[Re: A corporatist economic growth plan that won’t rescue UK Plc, yesterday]
It is good the government is exploring ways to support growth. But Michael Heseltine’s solutions, including greater state intervention and regulation, are unlikely to help businesses. Better access to funding and national insurance holidays, for example, would be of more practical benefit and would have an immediate impact.
Geraint Jones, private client partner at Reeves
Heseltine’s suggestion that local councils should be given more powers is sensible, especially if it is done in concert with radical reform of the planning system. This could have a serious impact on growth.

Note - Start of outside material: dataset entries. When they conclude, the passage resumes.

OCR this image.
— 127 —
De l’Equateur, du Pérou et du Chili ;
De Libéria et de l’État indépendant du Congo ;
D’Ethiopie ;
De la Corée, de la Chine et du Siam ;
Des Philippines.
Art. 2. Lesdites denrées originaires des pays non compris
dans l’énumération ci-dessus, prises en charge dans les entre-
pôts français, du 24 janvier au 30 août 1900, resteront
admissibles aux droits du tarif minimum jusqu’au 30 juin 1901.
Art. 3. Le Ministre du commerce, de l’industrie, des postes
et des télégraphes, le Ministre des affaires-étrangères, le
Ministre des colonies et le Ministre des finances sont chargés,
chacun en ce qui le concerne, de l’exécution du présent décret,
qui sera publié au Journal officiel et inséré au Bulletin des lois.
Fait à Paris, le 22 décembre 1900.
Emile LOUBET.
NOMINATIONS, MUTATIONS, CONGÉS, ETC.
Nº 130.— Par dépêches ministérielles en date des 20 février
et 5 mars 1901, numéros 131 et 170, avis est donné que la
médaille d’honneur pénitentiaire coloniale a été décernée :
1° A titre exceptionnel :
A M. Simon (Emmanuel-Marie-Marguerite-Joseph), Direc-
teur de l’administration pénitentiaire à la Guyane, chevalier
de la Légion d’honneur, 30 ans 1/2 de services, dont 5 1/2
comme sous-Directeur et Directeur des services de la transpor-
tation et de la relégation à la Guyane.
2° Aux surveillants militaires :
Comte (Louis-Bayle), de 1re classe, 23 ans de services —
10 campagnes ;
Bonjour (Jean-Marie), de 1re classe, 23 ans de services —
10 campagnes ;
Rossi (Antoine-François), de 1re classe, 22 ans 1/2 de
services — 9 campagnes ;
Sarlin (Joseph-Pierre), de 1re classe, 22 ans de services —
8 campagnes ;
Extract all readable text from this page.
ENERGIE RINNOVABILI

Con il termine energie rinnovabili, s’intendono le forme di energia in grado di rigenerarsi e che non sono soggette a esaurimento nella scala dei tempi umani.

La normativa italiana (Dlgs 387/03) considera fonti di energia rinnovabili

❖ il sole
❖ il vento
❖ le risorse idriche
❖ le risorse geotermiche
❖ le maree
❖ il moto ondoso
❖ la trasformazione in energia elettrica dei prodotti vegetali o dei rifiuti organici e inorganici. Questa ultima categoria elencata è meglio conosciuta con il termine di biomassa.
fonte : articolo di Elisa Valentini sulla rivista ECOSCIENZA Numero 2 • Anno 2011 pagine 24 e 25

[Re: UK ministers are failing to support business tourism, Monday]
Kevin Murphy is absolutely right, especially about ministerial lethargy and overly bureaucratic visa process for business visitors from China and Russia. It’s time the UK government woke up to the value of business events and conferences to the London economy. London 2012 showed Britain’s ability to do these things.
[Re: If corporation tax didn’t exist it would be madness to introduce it, yesterday]
As Paul Ormerod says, corporation tax falls on individuals – not on some abstract legal entity.
Good on John Hayes for intervening on wind farms. We want green energy, but not by means that can damage the environment.
We don’t want to create “lasting structural reform” of the EU, David Cameron. Its ethos makes it unreformable. We just want out.
Labour’s positioning on the EU budget has been shamelessly opportunistic. They oppose cuts in the UK.
I’m astonished that Lord Heseltine has put forward so comprehensive a vision for a corporatist state.